We can build more features, some of which may be similar to the `lag` feature we used in the baseline model, but if we look back at the graph with the rolling mean, we remember that rolling mean was a really good indicator for the mean temp. So we'll want a way of including that as a feature without exposing our target. This is where Featuretools' time series primitives comes into play. We'll also add some more standard datetime primitives that might have predictive power; for example, the month of the year is a very good indicator of what the teamperature should be.

### Feature Engineering Run 

In [None]:
split_point = int(univariate_df.shape[0]*0.7)

# leave gap observations between training and test datasets  
training_data = univariate_df[:split_point]
test_data =  univariate_df[(split_point + gap):]

In [None]:
training_data

In [None]:
# parameters as featuretools will use them
rolling_gap = forecast_horizon + gap
rolling_window_length = int(.25*max_delay) + 1 # a quarter is a heuristic here 
rolling_min_periods = int(.25*max_delay) + 1

In [None]:
training_es = ft.EntitySet()
training_es.add_dataframe(univariate_df, 
                 dataframe_name='temperatures', 
                 index='id', 
                 make_index=True, 
                 time_index=time_index)

In [None]:
test_es = ft.EntitySet()
test_es.add_dataframe(test_data.copy(), 
                 dataframe_name='temperatures', 
                 index='id', 
                 make_index=True, 
                 time_index=time_index)

In [None]:
datetime_featureizer = ['Day', 'Month', 'Hour', "Year"]
# how is the statistically significant lags from evalml that makes up the nubmer of lags determined? 
# max delay - dets the number of features (up to - can pick any one/number )
lagging_featureizer = [NumericLag(periods=t + forecast_horizon + gap) for t in range(forecast_horizon + gap + 1)]

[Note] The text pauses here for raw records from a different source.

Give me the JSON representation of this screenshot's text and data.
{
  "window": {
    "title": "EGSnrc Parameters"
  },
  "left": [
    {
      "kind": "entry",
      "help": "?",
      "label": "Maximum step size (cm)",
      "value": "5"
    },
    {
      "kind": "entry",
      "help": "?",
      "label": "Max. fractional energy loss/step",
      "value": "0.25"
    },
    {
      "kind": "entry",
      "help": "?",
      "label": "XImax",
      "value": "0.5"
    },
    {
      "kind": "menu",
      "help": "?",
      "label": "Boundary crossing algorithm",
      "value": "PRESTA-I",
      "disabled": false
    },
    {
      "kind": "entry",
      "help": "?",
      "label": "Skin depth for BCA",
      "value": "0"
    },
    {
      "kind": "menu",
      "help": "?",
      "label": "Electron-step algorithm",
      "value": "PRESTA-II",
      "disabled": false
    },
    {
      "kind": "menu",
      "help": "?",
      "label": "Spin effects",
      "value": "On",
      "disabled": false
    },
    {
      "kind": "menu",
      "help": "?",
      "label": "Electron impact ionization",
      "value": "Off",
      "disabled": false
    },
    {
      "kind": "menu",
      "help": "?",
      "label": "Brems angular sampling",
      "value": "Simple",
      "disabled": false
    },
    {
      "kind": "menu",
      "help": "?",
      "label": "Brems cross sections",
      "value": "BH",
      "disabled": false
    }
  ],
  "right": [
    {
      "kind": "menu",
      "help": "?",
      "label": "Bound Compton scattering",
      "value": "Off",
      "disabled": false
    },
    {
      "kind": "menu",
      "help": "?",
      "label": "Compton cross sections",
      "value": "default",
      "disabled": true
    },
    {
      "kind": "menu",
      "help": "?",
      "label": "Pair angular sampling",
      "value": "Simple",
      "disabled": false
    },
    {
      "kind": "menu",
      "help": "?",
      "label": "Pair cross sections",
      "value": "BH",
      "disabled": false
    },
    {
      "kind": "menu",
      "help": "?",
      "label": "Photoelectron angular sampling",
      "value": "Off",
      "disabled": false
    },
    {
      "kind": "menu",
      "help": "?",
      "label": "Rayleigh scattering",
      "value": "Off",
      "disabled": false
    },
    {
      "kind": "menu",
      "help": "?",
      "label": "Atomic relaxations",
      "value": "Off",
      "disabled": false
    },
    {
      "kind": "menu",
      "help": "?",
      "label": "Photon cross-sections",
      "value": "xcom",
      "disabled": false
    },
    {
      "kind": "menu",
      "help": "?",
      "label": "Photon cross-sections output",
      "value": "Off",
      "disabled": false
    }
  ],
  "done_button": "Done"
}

train_fm, features = ft.dfs(entityset=training_es, 
               target_dataframe_name='temperatures', 
               max_depth=1,
               trans_primitives = datetime_featureizer + lagging_featureizer +[ 
                                   RollingMean(rolling_window_length, 
                                               gap=rolling_gap,
                                              min_periods=rolling_min_periods)]
              )

X_train, y_train = preprocess(train_fm)

train_fm.ww

In [None]:
test_fm = ft.calculate_feature_matrix(features, test_es)

X_test, y_test = preprocess(test_fm)


test_fm.ww

In [None]:
X_test

In [None]:
reg = RandomForestRegressor(n_estimators=100)
reg.fit(X_train, y_train)

preds = reg.predict(X_test)
scores = median_absolute_error(preds, y_test)
print('Median Abs Error: {:.2f}'.format(scores))

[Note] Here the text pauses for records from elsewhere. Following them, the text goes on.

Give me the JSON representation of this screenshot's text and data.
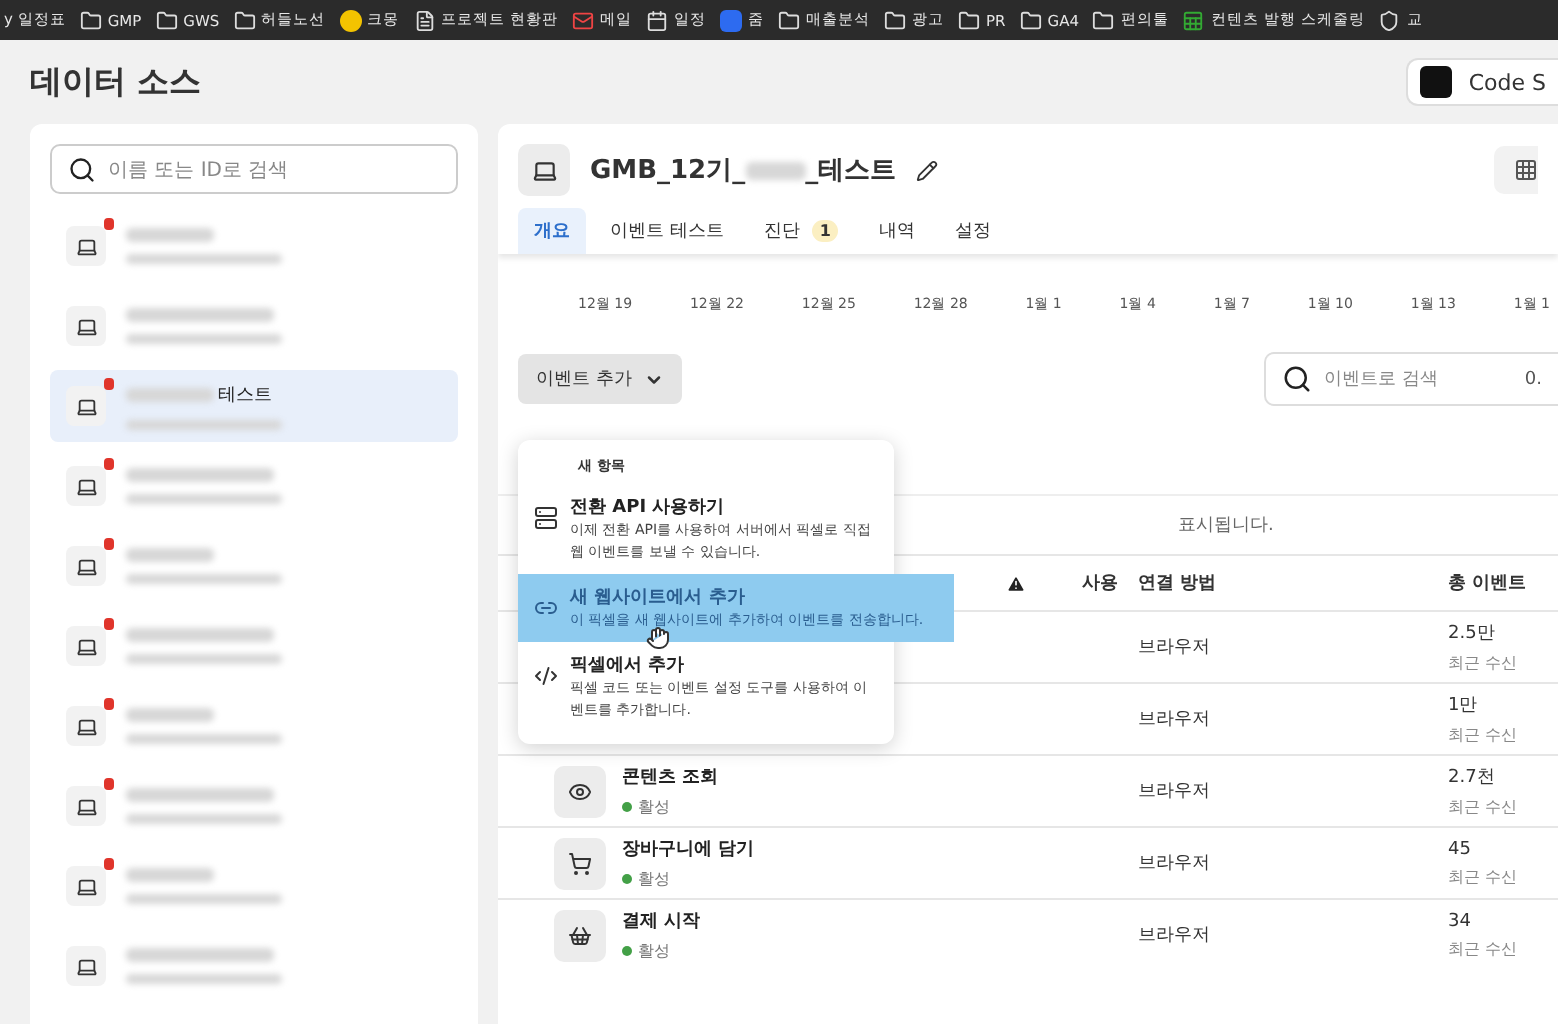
{
  "bookmarks": [
    {
      "label": "y 일정표",
      "kind": "none"
    },
    {
      "label": "GMP",
      "kind": "folder"
    },
    {
      "label": "GWS",
      "kind": "folder"
    },
    {
      "label": "허들노선",
      "kind": "folder"
    },
    {
      "label": "크몽",
      "kind": "badge"
    },
    {
      "label": "프로젝트 현황판",
      "kind": "doc"
    },
    {
      "label": "메일",
      "kind": "mail"
    },
    {
      "label": "일정",
      "kind": "calendar"
    },
    {
      "label": "줌",
      "kind": "zoom"
    },
    {
      "label": "매출분석",
      "kind": "folder"
    },
    {
      "label": "광고",
      "kind": "folder"
    },
    {
      "label": "PR",
      "kind": "folder"
    },
    {
      "label": "GA4",
      "kind": "folder"
    },
    {
      "label": "편의툴",
      "kind": "folder"
    },
    {
      "label": "컨텐츠 발행 스케줄링",
      "kind": "sheet"
    },
    {
      "label": "교",
      "kind": "shield"
    }
  ],
  "page_title": "데이터 소스",
  "code_button": "Code S",
  "sidebar": {
    "search_placeholder": "이름 또는 ID로 검색",
    "items": [
      {
        "alert": true,
        "selected": false
      },
      {
        "alert": false,
        "selected": false
      },
      {
        "alert": true,
        "selected": true,
        "visible_name": "테스트"
      },
      {
        "alert": true,
        "selected": false
      },
      {
        "alert": true,
        "selected": false
      },
      {
        "alert": true,
        "selected": false
      },
      {
        "alert": true,
        "selected": false
      },
      {
        "alert": true,
        "selected": false
      },
      {
        "alert": true,
        "selected": false
      },
      {
        "alert": false,
        "selected": false
      }
    ]
  },
  "source": {
    "title_start": "GMB_12기_",
    "title_end": "_테스트",
    "tabs": [
      {
        "label": "개요",
        "selected": true
      },
      {
        "label": "이벤트 테스트",
        "selected": false
      },
      {
        "label": "진단",
        "selected": false,
        "badge": "1"
      },
      {
        "label": "내역",
        "selected": false
      },
      {
        "label": "설정",
        "selected": false
      }
    ]
  },
  "timeline_dates": [
    "12월 19",
    "12월 22",
    "12월 25",
    "12월 28",
    "1월 1",
    "1월 4",
    "1월 7",
    "1월 10",
    "1월 13",
    "1월 1"
  ],
  "add_event_button": "이벤트 추가",
  "event_search": {
    "placeholder": "이벤트로 검색",
    "count": "0."
  },
  "notice": "표시됩니다.",
  "table": {
    "columns": [
      "사용",
      "연결 방법",
      "총 이벤트"
    ],
    "rows": [
      {
        "kind": "covered",
        "method": "브라우저",
        "total": "2.5만",
        "sub": "최근 수신"
      },
      {
        "kind": "covered",
        "method": "브라우저",
        "total": "1만",
        "sub": "최근 수신"
      },
      {
        "kind": "view",
        "name": "콘텐츠 조회",
        "status": "활성",
        "method": "브라우저",
        "total": "2.7천",
        "sub": "최근 수신"
      },
      {
        "kind": "cart",
        "name": "장바구니에 담기",
        "status": "활성",
        "method": "브라우저",
        "total": "45",
        "sub": "최근 수신"
      },
      {
        "kind": "checkout",
        "name": "결제 시작",
        "status": "활성",
        "method": "브라우저",
        "total": "34",
        "sub": "최근 수신"
      }
    ]
  },
  "menu": {
    "heading": "새 항목",
    "items": [
      {
        "title": "전환 API 사용하기",
        "desc": "이제 전환 API를 사용하여 서버에서 픽셀로 직접 웹 이벤트를 보낼 수 있습니다.",
        "kind": "api",
        "selected": false
      },
      {
        "title": "새 웹사이트에서 추가",
        "desc": "이 픽셀을 새 웹사이트에 추가하여 이벤트를 전송합니다.",
        "kind": "website",
        "selected": true
      },
      {
        "title": "픽셀에서 추가",
        "desc": "픽셀 코드 또는 이벤트 설정 도구를 사용하여 이벤트를 추가합니다.",
        "kind": "pixel",
        "selected": false
      }
    ]
  }
}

high_imp_feats = feature_importances(X_train, reg, feats=100)


Looking at the feature importances above, we see that the rolling mean was, indeed, very predictive along with the Month feature. 

## Use Time Series Regression Problem From EvalML
We will now build a model that is very similar to the one we just built with the help of Featuretools. EvalML's time series regression problem type does the same feature engineering that we just did under the hood. That, along with some other optimizations and the fact that we run multiple pipelines shows the power of EvalML.

In [None]:
import evalml

univariate_df = df[[time_index, target_col]]

X = univariate_df
y = univariate_df.pop(target_col)

X_train, X_test, y_train, y_test = evalml.preprocessing.split_data(X, y,
                                                                   problem_type='time series regression',
                                                                   test_size=.3,
                                                                  problem_configuration={"gap": gap, "max_delay": max_delay,
                                             "forecast_horizon": forecast_horizon, "time_index": time_index},)



In [None]:
from evalml import AutoMLSearch

# X = pd.read_csv(f"data/{file_name}.csv")[[time_index, target_col]]
# X.ww.init()
# y = X.ww.pop(target_col)


# train_dates, test_dates = X[time_index] < "2016-08-08", X[time_index] >= "2016-08-08"
# X_train, y_train = X.ww.loc[train_dates], y.ww.loc[train_dates]
# X_test, y_test =  X.ww.loc[test_dates], y.ww.loc[test_dates]

automl = AutoMLSearch(X_train, y_train, problem_type="time series regression",
                      max_batches=1,
                      problem_configuration={"gap": gap, "max_delay": max_delay,
                                             "forecast_horizon": forecast_horizon, "time_index": time_index},
                      allowed_model_families=["xgboost", "random_forest", "linear_model", "extra_trees",
                                              "decision_tree"],
                      objective='MedianAE'
                      )
automl.search()

In [None]:
automl.rankings

In [None]:
pipeline = automl.best_pipeline
pipeline.feature_importance

Look at how similar the feature importances are! The top three are all the same most of the time. 

In [None]:
pipeline.fit(X_train, y_train)

best_pipeline_score = pipeline.score(X_test, y_test, ['R2'], X_train, y_train)['R2']
best_pipeline_score

In [None]:
baseline = automl.get_pipeline(0)
baseline.fit(X_train, y_train)
naive_baseline_score = baseline.score(X_test, y_test, ['R2'], X_train, y_train)['R2']


In [None]:
fig = graph_prediction_vs_actual_over_time(pipeline, X_test, y_test, X_train, y_train, dates=X_test['date'])
fig

In [None]:
fig = graph_prediction_vs_actual_over_time(baseline, X_test, y_test, X_train, y_train, dates=X_test['date'])
fig